Dans sa philosophie de l’État, Hegel, écrivant au début du XIXe siècle, montre que le problème moderne est celui de la conciliation entre l’universel et le particulier, que le grand défi est celui de la Befriedigung, cette « satisfaction » que le citoyen doit éprouver alors même qu’il accomplit son devoir exigé par l’État ; il doit pouvoir constater la conciliation de ses intérêts propres avec ceux de l’autorité étatique : défi considérable pour nous, à l’âge de la mondialisation et du tournoiement des identités en quête de reconnaissance !

L’Europe de l’universel est aussi l’Europe de la particularité féconde : d’un côté, en religion, le protestantisme, l’économie politique, de l’autre, notamment dans le libéralisme analysé par les Écossais selon un jeu entre besoins réciproques, désirs et passions, ce sont là deux domaines du droit conquis par les minorités ou par la société civile de marché. Ajoutons qu’au cœur de l’esprit européen, si l’on peut ainsi parler, se trouvent l’idée et le sentiment que l’homme est un être « capable d’universalité3 » alors qu’il vit dans des sociétés spécifiques et différentes entre elles. Mme de Staël estime que cette diversité est dans l’âme humaine elle- même : elle considère le catholicisme et le protestantisme comme des faits à la fois spirituels et anthropologiques4.
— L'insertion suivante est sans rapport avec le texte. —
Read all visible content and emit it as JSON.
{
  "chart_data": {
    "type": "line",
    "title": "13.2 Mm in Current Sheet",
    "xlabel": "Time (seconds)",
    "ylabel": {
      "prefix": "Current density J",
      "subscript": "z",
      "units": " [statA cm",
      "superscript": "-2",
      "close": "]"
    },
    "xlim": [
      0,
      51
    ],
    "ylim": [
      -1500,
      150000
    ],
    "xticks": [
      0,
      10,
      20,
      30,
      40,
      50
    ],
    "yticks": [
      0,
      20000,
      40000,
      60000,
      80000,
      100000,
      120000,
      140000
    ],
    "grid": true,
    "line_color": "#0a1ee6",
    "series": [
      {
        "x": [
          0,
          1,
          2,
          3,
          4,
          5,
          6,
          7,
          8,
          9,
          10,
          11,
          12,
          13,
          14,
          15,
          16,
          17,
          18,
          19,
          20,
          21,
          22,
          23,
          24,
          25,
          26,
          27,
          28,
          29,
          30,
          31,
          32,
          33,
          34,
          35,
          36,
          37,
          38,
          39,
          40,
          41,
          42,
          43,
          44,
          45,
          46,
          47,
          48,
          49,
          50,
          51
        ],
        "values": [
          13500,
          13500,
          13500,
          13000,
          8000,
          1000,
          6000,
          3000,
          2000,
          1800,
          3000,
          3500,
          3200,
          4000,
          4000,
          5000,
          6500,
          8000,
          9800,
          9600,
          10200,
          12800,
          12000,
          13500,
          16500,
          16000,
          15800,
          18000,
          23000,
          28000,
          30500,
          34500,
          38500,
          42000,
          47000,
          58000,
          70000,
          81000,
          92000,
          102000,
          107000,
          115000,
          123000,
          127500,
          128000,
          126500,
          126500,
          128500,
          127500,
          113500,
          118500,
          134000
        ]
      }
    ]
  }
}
Chez Germaine de Staël, la capacité à relier l’universel et le particulier trouve son application dans tous les domaines : art, politique, morale, connaissance historique, aperçus économiques. Je voudrais le montrer sur deux cas précis, concernant directement la tradition européenne : le sujet libéral, les nations dans leur vie et leur identité. Pour ce qui concerne le premier aspect, la notion de « libéralisme du sujet » exposée dans mon ouvrage, L’Individu effacé ou le paradoxe du libéralisme français5, implique la nécessité d’une formation de soi (Bildung en allemand) et d’une connaissance de soi, pour juger le monde et agir sur lui. Comme on le sait, le libéralisme de Mme de Staël et de Benjamin Constant n’est pas empiriste ; il définit un fondement intellectuel et spirituel, un sujet au sens philosophique du terme. Cette capacité de l’esprit a été baptisée « libéralité de jugement » par Mme de Staël elle-même, en avant-propos à De l’Allemagne. Il est donc utile de commencer par là, avant d’en venir à l’autre vocable créé par Germaine de Staël : les « nationalités ». Un tel enchaînement s’impose puisqu’elle-même a écrit : « L’indépendance de l’âme fondera celle des États6 ». (De l’Allemagne). Notre ordre sera donc : l’âme d’abord, puis les nations ou les États-nations. En conclusion, on pourra revenir sur les thèmes majeurs qui font de Mme de Staël un témoin privilégié et aussi un acteur de la diversité européenne. Une diversité qui, finalement, pourrait être analysée à partir de trois termes génériques qu’elle a créés en français : la « vulgarité » opposée au bon goût, la « nationalité » dans ses tensions avec l’universel, la « libéralité » dans son rapport avec l’esprit humain. Nous commencerons donc par la liberté de l’esprit.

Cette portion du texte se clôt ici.